The following two sites will be discussed at the meeting:
- Site option A – Council-owned Little Roodee car park, which is considered to add to the attractions of the riverfront and supports the development of the Lower Bridge Street and Castle area. The costs are estimated at around £50m, including around £11m for car parking
- Site option B – Privately owned Odeon cinema, including 49 Northgate Street and Folliot House, now included within the parameters of the proposed Northgate Development. The council said it is a prominent location next to the main civic space on the boundary between the main shopping core and leisure area. The council said the feasibility study suggested the Odeon would provide an excellent fit with proposed improvements to the Cathedral Quarter and support the economy of Northgate Street and the city centre. Overall costing for the conversion of the Odeon, which currently has 1,680 seats and which could also include some cinema provision, is estimated at £38m
The council did not disclose detail of where funding is being sought for both options when contacted by Place.
A third site, Gorse Stacks, which is located at the end of Hoole Way and Frodsham Street, was said to be significantly behind and the executive is recommended not to pursue the option.

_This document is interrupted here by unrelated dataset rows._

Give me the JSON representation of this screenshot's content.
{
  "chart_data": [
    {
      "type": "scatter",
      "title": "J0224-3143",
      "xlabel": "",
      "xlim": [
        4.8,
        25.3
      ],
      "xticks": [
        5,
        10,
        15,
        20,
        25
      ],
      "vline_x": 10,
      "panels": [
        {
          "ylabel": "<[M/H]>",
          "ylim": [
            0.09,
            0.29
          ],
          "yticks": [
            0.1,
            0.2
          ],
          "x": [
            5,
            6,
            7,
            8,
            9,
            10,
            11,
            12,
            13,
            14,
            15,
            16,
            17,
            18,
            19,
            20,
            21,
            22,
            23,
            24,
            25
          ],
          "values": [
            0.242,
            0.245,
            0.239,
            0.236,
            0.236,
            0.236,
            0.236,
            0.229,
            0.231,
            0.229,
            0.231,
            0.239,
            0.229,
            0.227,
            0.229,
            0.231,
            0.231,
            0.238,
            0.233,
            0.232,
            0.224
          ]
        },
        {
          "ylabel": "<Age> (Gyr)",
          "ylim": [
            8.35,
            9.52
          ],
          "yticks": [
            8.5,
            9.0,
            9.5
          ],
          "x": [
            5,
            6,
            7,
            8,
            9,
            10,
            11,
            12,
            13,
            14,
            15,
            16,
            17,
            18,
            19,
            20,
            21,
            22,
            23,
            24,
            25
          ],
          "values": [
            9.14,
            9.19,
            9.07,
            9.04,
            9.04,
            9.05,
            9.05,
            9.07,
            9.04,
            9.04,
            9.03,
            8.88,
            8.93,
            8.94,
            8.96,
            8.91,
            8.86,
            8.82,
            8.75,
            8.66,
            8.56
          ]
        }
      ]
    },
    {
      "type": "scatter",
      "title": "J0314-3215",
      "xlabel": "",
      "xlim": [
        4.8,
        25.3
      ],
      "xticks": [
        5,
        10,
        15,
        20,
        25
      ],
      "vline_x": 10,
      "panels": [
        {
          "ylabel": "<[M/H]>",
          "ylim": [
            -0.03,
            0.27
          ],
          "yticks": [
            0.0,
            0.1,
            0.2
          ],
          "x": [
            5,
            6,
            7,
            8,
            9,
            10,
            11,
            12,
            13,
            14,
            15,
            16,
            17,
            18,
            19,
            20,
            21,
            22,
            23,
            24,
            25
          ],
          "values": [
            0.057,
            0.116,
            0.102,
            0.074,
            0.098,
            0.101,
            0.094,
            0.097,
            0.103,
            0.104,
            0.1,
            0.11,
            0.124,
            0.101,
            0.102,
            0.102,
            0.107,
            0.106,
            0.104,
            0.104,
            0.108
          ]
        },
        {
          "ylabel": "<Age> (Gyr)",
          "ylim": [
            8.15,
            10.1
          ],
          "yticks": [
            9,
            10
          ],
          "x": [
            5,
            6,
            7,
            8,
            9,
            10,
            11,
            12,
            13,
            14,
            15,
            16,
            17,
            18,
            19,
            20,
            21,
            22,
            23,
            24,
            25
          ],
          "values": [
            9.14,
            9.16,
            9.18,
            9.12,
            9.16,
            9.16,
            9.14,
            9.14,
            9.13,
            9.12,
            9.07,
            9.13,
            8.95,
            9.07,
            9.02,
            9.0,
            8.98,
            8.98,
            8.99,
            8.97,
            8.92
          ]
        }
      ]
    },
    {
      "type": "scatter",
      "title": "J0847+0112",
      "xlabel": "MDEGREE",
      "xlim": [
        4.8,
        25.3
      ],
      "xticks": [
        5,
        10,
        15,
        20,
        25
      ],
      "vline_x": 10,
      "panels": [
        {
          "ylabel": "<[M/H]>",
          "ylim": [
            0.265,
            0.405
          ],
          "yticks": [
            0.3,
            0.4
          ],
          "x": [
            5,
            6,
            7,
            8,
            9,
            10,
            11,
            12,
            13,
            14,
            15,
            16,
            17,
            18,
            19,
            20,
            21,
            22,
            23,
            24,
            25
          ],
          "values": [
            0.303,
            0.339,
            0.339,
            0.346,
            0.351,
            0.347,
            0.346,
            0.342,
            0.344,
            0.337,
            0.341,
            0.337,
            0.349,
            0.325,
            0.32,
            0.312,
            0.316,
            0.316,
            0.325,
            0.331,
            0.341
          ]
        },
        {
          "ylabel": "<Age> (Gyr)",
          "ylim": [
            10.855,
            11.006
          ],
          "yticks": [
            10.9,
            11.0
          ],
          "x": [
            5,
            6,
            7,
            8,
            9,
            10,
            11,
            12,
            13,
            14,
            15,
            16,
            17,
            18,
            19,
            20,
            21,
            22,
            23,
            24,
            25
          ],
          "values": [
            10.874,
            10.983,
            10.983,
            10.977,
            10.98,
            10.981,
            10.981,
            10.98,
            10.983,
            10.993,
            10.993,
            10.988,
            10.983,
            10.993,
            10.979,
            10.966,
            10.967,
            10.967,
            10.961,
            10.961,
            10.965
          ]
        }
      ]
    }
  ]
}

Cllr Richard Short, executive member for culture and recreation, said: "We have always contended that the city desperately needed an iconic theatre to fill a major gap in its cultural offer.
"We are about to take a major step towards both achieving that dream and also to providing a major boost to the city's economic regeneration."
The council said if the study recommendations are accepted, officers will produce detailed reports on both options, everything from funding and procurement strategies to traffic surveys, to aid members' deliberations.
Cheshire West & Chester also intends to engage the public and key stakeholders in development of the theatre's final design brief and programme.
Consultants also believe Chester would meet a national demand for larger conference facilities and they recommend a flexible "events venue" for 1,000 to 1,200 delegates that could also stage large concerts and exhibitions.